Activities & Results
Activities, awards, and other outputs
- Speakers at workshops on “AI inom medicinteknik,” session “Vad minns en högparametriserad modell? Organized by Läkemedelsverket, April 6, online with more than 150 participants from industry and regulatory bodies.
- “Tillgängliggörande av hälsodata,” Dec 2021 online with more than 50 participants from four regions participating
- “Digital innovation i samverkan stad, region och akademi,” Oct 2021 online with about 20 participants from KTH, Region and City of Stockholm, plus some KTH internal events.
- Organisation and participation of panel at Nordic Privacy Forum 2022 panel discussing calculated privacy and the interplay between law and tech.
- DataLEASH organizes regular seminars every two months for three years with the City of Stockholm and Region Stockholm about requirements from the stakeholders and the results from our research project.
- SAIS 2022, Swedish AI Society workshop, is organised and paper [BFLSSR22] is presented in this workshop.
- Award: Rise solution for Encrypted Health AI was announced the winner of the Vinnova Vinter competition in the infrastructure category.
Research objectives of DataLEASH are: (i) develop and study privacy measures suitable for privacy risk assessment and utility optimization; (ii) characterization of fundamental bounds on data disclosure mechanisms; (iii) design and study of efficient data disclosure mechanisms with privacy guarantees; (iv) demonstration and testing of algorithms using real-data repositories; (v) study of the cross-disciplinary privacy aspects between law and information technology.
Research achievements and main results of DataLEASH:
- Pointwise Maximal Leakage (PML) has been proposed as a new privacy measure framework. PML has an operational meaning and is robust. Using the framework, several other privacy measures have been derived and their properties have been characterized as well as the relation to existing privacy measures have been established.
- The privacy-preserving learning mechanism PATE has been studied using conditional maximal leakage explaining the cost of privacy. PATE approach has been extended to deal with high-dimensional targets such as in segmentation tasks of MRI brain scans.

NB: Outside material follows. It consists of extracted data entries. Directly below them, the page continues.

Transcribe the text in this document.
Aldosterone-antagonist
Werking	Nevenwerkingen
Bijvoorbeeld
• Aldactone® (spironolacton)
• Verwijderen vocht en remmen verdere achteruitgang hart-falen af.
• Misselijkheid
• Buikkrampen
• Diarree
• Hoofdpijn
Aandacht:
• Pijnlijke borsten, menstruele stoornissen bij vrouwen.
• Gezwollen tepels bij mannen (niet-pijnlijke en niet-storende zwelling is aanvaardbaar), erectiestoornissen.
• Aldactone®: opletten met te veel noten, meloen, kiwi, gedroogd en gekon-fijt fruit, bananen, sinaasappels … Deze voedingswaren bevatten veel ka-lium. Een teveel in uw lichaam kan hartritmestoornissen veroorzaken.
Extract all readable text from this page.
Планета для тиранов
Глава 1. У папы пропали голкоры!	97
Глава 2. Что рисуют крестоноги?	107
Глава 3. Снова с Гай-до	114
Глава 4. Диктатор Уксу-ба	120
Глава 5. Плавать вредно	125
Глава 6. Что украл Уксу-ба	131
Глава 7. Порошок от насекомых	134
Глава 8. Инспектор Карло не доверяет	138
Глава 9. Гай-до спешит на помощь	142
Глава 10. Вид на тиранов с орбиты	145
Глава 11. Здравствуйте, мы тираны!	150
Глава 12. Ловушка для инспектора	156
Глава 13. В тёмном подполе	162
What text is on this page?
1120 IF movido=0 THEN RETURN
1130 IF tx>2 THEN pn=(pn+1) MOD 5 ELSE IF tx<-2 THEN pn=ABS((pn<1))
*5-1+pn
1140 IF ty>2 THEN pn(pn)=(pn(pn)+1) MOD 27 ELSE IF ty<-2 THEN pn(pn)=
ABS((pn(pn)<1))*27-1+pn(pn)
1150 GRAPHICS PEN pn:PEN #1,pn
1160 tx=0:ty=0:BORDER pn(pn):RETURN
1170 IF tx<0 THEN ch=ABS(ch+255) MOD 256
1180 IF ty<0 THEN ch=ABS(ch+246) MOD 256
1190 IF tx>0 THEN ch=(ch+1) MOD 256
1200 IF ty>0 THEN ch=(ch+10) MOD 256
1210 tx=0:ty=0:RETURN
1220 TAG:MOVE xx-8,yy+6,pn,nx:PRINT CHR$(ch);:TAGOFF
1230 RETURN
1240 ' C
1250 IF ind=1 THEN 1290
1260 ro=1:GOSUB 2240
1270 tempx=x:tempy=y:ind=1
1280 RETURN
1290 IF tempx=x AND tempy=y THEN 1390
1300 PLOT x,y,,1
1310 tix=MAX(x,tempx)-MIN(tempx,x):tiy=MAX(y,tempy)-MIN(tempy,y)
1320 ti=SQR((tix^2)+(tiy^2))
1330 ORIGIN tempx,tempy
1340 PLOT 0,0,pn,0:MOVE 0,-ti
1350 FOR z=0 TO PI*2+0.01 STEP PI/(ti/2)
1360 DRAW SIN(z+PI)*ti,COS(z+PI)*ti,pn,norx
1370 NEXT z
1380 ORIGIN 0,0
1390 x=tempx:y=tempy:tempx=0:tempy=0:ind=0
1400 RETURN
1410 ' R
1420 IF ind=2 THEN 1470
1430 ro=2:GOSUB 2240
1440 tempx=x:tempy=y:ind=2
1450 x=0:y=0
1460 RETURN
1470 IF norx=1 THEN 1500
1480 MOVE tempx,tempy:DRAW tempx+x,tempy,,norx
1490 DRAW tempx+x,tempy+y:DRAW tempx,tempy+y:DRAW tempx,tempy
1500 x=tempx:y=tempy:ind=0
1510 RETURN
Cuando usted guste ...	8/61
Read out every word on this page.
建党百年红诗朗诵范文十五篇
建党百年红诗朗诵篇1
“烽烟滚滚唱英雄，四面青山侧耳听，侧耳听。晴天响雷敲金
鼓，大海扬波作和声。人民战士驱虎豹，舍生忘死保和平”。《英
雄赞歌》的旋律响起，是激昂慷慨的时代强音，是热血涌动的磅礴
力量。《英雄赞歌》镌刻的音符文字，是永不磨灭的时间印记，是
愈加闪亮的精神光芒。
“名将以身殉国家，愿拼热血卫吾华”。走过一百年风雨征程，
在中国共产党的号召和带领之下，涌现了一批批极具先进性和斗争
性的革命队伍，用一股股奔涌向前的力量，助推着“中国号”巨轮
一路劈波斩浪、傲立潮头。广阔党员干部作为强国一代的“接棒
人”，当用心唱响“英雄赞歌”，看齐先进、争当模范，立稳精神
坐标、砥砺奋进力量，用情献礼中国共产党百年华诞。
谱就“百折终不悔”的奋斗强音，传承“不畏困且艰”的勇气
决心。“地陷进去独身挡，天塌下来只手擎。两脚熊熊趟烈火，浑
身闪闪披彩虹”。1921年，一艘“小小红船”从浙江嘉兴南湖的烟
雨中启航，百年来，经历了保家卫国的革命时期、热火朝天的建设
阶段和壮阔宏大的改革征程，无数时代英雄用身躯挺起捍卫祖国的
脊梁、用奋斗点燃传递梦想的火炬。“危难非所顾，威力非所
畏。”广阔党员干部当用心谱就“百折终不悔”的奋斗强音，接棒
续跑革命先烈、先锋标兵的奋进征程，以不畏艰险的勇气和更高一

- Fundamental bounds on data disclosure mechanisms have been derived considering various pointwise privacy measures. Furthermore, approximate solutions to optimal data disclosure mechanisms have been derived using concepts from Euclidian Information Theory.
- In a cross-disciplinary study between law and tech, we propose and discuss how to relate the legal data protection principles of data minimization to the mathematical concept of a sufficient statistic to be able to deal from a regulatory perspective with the rapid advancements in machine learning.
- Health Bank, a large health data repository of 2 million patient record texts in Swedish has been de-identified. A deep learning BERT model, SweDeClin-BERT, has been created and obtained permission from the Swedish Ethical Review Authority to be shared among academic users. The model SweDeClin-BERT has been used at the University Hospital of Linköping with promising results. Handling sensitive health-related data is often challenging. Proposed Fully Homomorphic Encryption (FHE) to encrypt diabetes data. The proposed approach won the pilot Winter competition 2021–22 organized by Vinnova.
- We created a systematization of knowledge on ambient assisted living (combining the challenges of mobile and smart-home monitoring for health) from a privacy perspective to map out potential issues and intervention points.
- Using a cryptographic approach, we developed distance-bounding attribute-based credentials, which provide anonymity for location-based services, provably resisting attacks.
- We investigated the uses and limitations of synthetic data as a privacy-preservation mechanism. For image data, we developed a framework of clustering and synthesizing facial images for privacy-preserving data analysis with privacy guarantees from k-anonymity and found trade-off choice points with analysis utility. In a different work on facial images, we proposed a novel approach for the privacy preservation of attributes using adversarial representation learning. This work removes the sensitive facial expressions and replaces them with an independent random expression while preserving facial features. For tabular data, we investigated across several datasets whether different methods of generating fully synthetic data vary in their utility a priori (when the specific analyses to be performed on the data are not known yet), how closely their results conform to analyses on original data a posteriori, and whether these two effects are correlated. We found classification tasks when using synthetic data for training machine-learning models more promising in terms of consistent accuracy than statistical analysis.
In the interplay between information technology and law, the project itself has been a testbed, given the personal data processing in research of this kind. Quite often, there is a challenge merely to find the governing legal framework. Practical experiences and theoretical studies can be a sign of this. However, much research today is concentrated on specific data protection regulations. The reasoning above boils down to a broadened approach to GDPR.